In 2021, I suggested we hire a product manager to guide us through the stagnation the product was facing. Together with him, we did a lot of research on the core topic — learning Japanese. We conducted a lot of interviews with Japanese learners, trying to pinpoint the problem that stopped people from mastering Japanese.
Our findings showed that the main reason was the lack of motivation. Learning Japanese takes a long time, and it was very hard for people to maintain the necessary focus for so long.
Further interviews revealed a few things that kept people motivated: the sense of improvement and human interaction.
Our first bet was “human interaction”. Together with the founders, we brainstormed possible solutions to this problem. How could we incorporate human interaction into the product? After a few sessions of discussion, we chose the idea of a “book club”.
Brainstorming of a solutions for the “lack of human interaction” problem
The idea was to transform the main Home page into a hub where users could choose a book for their level, read, and then discuss it.
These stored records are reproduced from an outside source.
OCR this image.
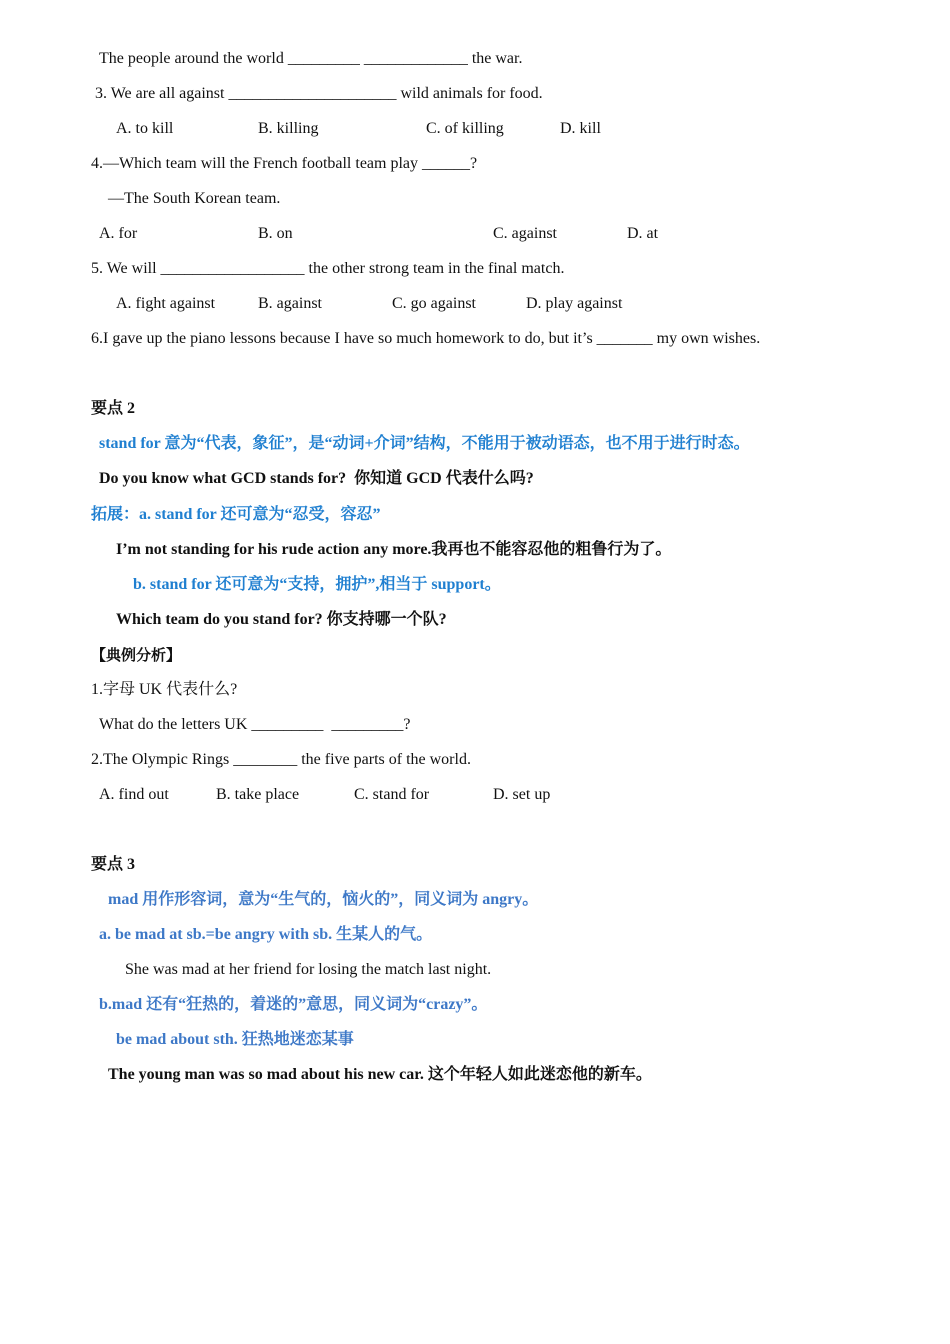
The people around the world _________ _____________ the war.
3. We are all against _____________________ wild animals for food.
A. to kill	B. killing	C. of killing	D. kill
4.—Which team will the French football team play ______?
—The South Korean team.
A. for	B. on	C. against	D. at
5. We will __________________ the other strong team in the final match.
A. fight against	B. against	C. go against	D. play against
6.I gave up the piano lessons because I have so much homework to do, but it’s _______ my own wishes.
要点 2
stand for 意为“代表，象征”，是“动词+介词”结构，不能用于被动语态，也不用于进行时态。
Do you know what GCD stands for?  你知道 GCD 代表什么吗?
拓展：a. stand for 还可意为“忍受，容忍”
I’m not standing for his rude action any more.我再也不能容忍他的粗鲁行为了。
b. stand for 还可意为“支持，拥护”,相当于 support。
Which team do you stand for? 你支持哪一个队?
【典例分析】
1.字母 UK 代表什么?
What do the letters UK _________  _________?
2.The Olympic Rings ________ the five parts of the world.
A. find out	B. take place	C. stand for	D. set up
要点 3
mad 用作形容词，意为“生气的，恼火的”，同义词为 angry。
a. be mad at sb.=be angry with sb. 生某人的气。
She was mad at her friend for losing the match last night.
b.mad 还有“狂热的，着迷的”意思，同义词为“crazy”。
be mad about sth. 狂热地迷恋某事
The young man was so mad about his new car. 这个年轻人如此迷恋他的新车。
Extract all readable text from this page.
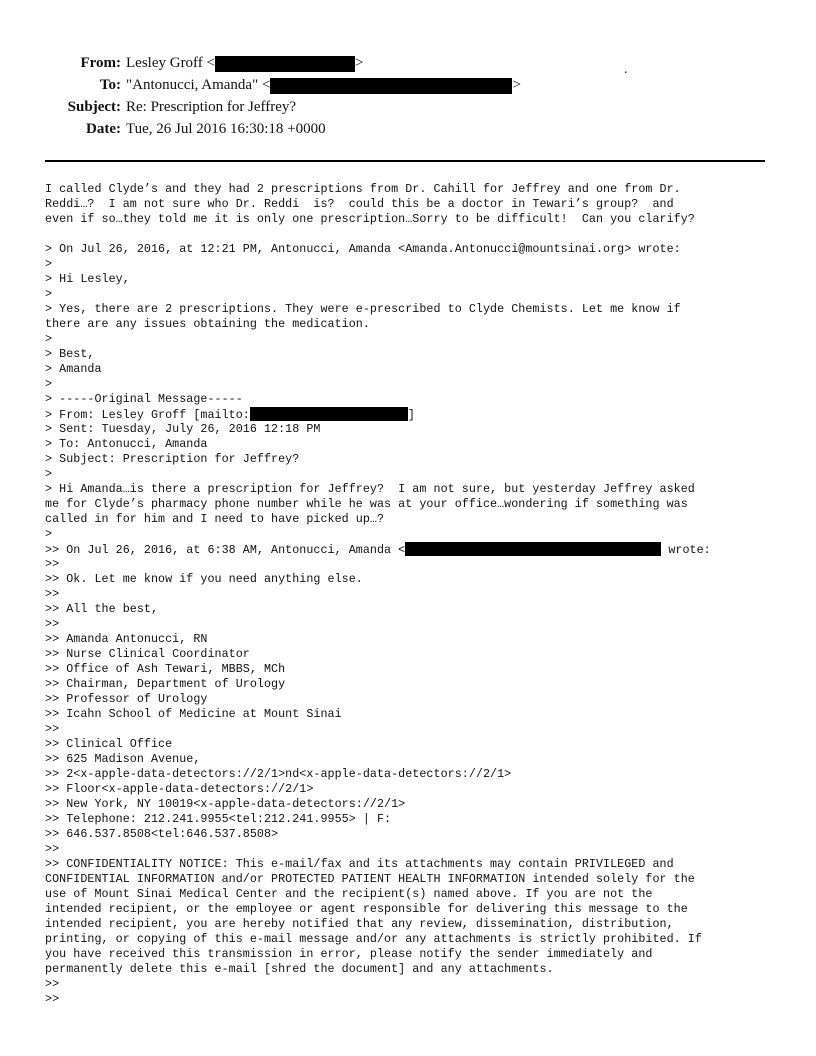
From: Lesley Groff <	>
To: "Antonucci, Amanda" <	>
Subject: Re: Prescription for Jeffrey?
Date: Tue, 26 Jul 2016 16:30:18 +0000
.
I called Clyde’s and they had 2 prescriptions from Dr. Cahill for Jeffrey and one from Dr.
Reddi…?  I am not sure who Dr. Reddi  is?  could this be a doctor in Tewari’s group?  and
even if so…they told me it is only one prescription…Sorry to be difficult!  Can you clarify?
> On Jul 26, 2016, at 12:21 PM, Antonucci, Amanda <Amanda.Antonucci@mountsinai.org> wrote:
>
> Hi Lesley,
>
> Yes, there are 2 prescriptions. They were e-prescribed to Clyde Chemists. Let me know if
there are any issues obtaining the medication.
>
> Best,
> Amanda
>
> -----Original Message-----
> From: Lesley Groff [mailto:	]
> Sent: Tuesday, July 26, 2016 12:18 PM
> To: Antonucci, Amanda
> Subject: Prescription for Jeffrey?
>
> Hi Amanda…is there a prescription for Jeffrey?  I am not sure, but yesterday Jeffrey asked
me for Clyde’s pharmacy phone number while he was at your office…wondering if something was
called in for him and I need to have picked up…?
>
>> On Jul 26, 2016, at 6:38 AM, Antonucci, Amanda <	wrote:
>>
>> Ok. Let me know if you need anything else.
>>
>> All the best,
>>
>> Amanda Antonucci, RN
>> Nurse Clinical Coordinator
>> Office of Ash Tewari, MBBS, MCh
>> Chairman, Department of Urology
>> Professor of Urology
>> Icahn School of Medicine at Mount Sinai
>>
>> Clinical Office
>> 625 Madison Avenue,
>> 2<x-apple-data-detectors://2/1>nd<x-apple-data-detectors://2/1>
>> Floor<x-apple-data-detectors://2/1>
>> New York, NY 10019<x-apple-data-detectors://2/1>
>> Telephone: 212.241.9955<tel:212.241.9955> | F:
>> 646.537.8508<tel:646.537.8508>
>>
>> CONFIDENTIALITY NOTICE: This e-mail/fax and its attachments may contain PRIVILEGED and
CONFIDENTIAL INFORMATION and/or PROTECTED PATIENT HEALTH INFORMATION intended solely for the
use of Mount Sinai Medical Center and the recipient(s) named above. If you are not the
intended recipient, or the employee or agent responsible for delivering this message to the
intended recipient, you are hereby notified that any review, dissemination, distribution,
printing, or copying of this e-mail message and/or any attachments is strictly prohibited. If
you have received this transmission in error, please notify the sender immediately and
permanently delete this e-mail [shred the document] and any attachments.
>>
>>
To ensure all participants get at least some human interaction, we also added the ability to contact “mentors” — people from the team who were on the lookout for any questions.
The first version of the UI was considered too overloaded with information and difficult to understand.
The second version was stripped of all unnecessary elements, and the focus was made on book covers and participant avatars.
The goal was to make it all as cheap as possible, so we had to fake some of the features (for example, participant avatars were fake) and use existing solutions for others (we created a Discord server for communicating with the readers).
The results were lackluster. Not a whole lot of people participated, and those who did were not very active.